Автору письма в 1939 году было 15 лет. Через всю жизнь пронес он впечатление от первой встречи с артистом, от его, казалось бы, незамысловатых шуток, снижавших градус привычного официоза.
По ходу конферанса он продолжал исполнять свои эксцентрические номера: беседуя со зрителями, невозмутимо доставал из-за фалды или лацкана смокинга неизвестно откуда взявшийся стакан чаю, столь же невозмутимо и слегка рассеянно исполнял одним пальцем на рояле-лилипуте «Музыкальную картинку». Показывал номер «Когда горит спичка», предуведомляя его чеховским изречением «Краткость – сестра таланта»: держал в руке коробок, зажигал спичку, за время, пока она горела, дарил публике короткие анекдоты, репризы.
Конферансье казался полностью поглощенным своим нехитрым делом. Подобная сосредоточенность (точнее, умение ее сыграть) дала основание некоторым критикам, в том числе писателю и кинодраматургу Евгению Габриловичу и ленинградскому критику и театроведу Адольфу Бейлину, сравнить Райкина со знаменитым киноактером, звездой американского немого кино Бестером Китоном. Столь же меланхолично показывал он целую серию сценок, пародий и трюков, блещущих первоклассным юмором и, казалось, неистощимой изобретательностью. Как и Китон, молодой Аркадий Райкин умел обнаружить комизм в незамысловатых действиях и поступках вроде игры с волчком, со стаканом чаю и т. п.
Сравнение с великим неулыбчивым комиком было более чем лестным. Но, в отличие от Китона, Райкин, сбросив маску, улыбался молодо и приветливо.
Обаяние райкинской улыбки было неотразимым. Алексей Григорьевич Алексеев, один из первых русских конферансье, режиссер и литератор, в книге «Серьезное и смешное» хорошо объяснил суть этого обаяния: «...он не смешит, не острит, он излучает радостность, ласковую веселость. Вот он закончил пьеску или монолог. Аплодисменты. Поклоны? Нет, он стоит и улыбается. Что в этой улыбке? Скромность и озорство! Озорство и смущение! Смущение: «Вот что я натворил!» Озорство: «Хотите, натворю еще?» И публика хочет!» Ласковая веселость, радостность, душевная открытость и доверительность в сочетании с игровым началом, с элементами эксцентрики – вот слагаемые конферанса молодого Райкина, его эстрадной маски.

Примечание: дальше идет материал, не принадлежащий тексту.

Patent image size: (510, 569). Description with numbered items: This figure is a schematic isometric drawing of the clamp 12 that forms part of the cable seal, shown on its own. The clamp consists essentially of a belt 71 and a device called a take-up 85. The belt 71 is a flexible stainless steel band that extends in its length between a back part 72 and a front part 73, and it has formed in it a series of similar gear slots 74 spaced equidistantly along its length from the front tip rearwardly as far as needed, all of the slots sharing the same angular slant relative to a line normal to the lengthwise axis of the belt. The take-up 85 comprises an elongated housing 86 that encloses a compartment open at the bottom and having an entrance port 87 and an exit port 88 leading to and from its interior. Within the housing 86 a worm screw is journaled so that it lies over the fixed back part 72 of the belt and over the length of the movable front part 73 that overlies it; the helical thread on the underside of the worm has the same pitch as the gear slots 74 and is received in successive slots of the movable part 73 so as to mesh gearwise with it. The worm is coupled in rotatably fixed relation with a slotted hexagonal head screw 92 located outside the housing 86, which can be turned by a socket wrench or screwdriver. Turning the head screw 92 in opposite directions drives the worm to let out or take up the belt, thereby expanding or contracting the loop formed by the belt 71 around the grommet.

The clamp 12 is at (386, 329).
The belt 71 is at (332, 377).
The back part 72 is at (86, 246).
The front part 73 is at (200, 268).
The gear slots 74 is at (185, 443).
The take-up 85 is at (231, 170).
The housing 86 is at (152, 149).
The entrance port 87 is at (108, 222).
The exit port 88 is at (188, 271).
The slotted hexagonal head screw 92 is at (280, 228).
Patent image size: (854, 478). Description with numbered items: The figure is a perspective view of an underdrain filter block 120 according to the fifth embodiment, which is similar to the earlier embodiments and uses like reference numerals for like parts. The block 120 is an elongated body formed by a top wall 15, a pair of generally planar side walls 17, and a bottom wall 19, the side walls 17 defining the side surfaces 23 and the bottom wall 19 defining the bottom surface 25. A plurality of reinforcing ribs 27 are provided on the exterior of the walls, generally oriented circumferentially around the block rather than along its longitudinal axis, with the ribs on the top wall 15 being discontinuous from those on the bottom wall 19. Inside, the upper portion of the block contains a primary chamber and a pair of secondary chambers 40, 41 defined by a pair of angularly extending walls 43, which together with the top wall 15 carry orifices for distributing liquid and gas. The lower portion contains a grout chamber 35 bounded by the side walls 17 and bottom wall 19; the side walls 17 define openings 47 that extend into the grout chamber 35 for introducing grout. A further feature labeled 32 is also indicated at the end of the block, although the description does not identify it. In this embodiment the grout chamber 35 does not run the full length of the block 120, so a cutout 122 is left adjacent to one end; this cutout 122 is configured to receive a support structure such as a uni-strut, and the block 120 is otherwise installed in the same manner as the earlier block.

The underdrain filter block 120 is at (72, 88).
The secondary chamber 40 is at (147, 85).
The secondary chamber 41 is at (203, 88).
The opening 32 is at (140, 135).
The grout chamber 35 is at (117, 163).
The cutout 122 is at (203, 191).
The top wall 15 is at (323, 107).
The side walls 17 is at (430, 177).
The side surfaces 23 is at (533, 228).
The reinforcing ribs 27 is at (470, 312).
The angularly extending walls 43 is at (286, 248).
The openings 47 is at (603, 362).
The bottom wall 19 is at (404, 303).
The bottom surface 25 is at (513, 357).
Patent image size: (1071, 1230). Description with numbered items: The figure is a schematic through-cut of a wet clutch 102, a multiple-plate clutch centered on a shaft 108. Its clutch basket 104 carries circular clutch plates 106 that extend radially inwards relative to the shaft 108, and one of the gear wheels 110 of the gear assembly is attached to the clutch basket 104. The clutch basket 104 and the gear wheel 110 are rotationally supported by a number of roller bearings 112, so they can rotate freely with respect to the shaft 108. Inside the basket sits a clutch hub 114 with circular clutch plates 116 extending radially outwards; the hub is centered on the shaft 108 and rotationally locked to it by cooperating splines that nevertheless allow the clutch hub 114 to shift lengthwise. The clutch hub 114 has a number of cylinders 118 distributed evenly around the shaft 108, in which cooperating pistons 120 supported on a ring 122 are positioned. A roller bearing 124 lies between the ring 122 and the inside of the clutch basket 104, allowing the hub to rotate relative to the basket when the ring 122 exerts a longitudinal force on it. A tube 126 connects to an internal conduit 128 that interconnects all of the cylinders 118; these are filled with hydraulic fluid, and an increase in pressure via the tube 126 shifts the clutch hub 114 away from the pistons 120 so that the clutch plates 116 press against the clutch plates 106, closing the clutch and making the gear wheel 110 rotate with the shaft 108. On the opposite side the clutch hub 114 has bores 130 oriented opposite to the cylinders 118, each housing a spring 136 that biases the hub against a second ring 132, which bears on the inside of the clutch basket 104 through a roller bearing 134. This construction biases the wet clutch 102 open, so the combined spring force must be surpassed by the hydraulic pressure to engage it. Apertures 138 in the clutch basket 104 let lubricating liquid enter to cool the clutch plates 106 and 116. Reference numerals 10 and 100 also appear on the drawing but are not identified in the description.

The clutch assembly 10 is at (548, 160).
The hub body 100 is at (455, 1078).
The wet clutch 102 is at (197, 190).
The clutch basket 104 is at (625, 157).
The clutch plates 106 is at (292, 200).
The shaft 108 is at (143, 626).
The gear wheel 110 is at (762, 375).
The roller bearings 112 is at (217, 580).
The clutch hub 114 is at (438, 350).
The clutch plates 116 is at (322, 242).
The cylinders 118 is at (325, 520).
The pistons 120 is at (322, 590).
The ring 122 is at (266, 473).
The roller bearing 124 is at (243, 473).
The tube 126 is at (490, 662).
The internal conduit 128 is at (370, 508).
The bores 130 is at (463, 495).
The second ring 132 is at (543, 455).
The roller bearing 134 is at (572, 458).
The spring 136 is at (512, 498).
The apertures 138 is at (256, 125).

Вероятно, он мог бы остаться в Москве. Но то ли внутреннее обязательство перед Ленинградским театром эстрады и миниатюр, выдвинувшим его на конкурс, то ли семейные дела и связи, то ли еще какие-то неизвестные обстоятельства призывали его домой.
Райкин вернулся в Ленинград победителем. И дело не только в премии, которую он завоевал на конкурсе. Работа в Московском театре эстрады и миниатюр, вечера в домах творчества ввели его в первые ряды артистов советской эстрады, познакомили с лучшими драматургами, писателями, с художественной интеллигенцией и, более того, с руководством страны.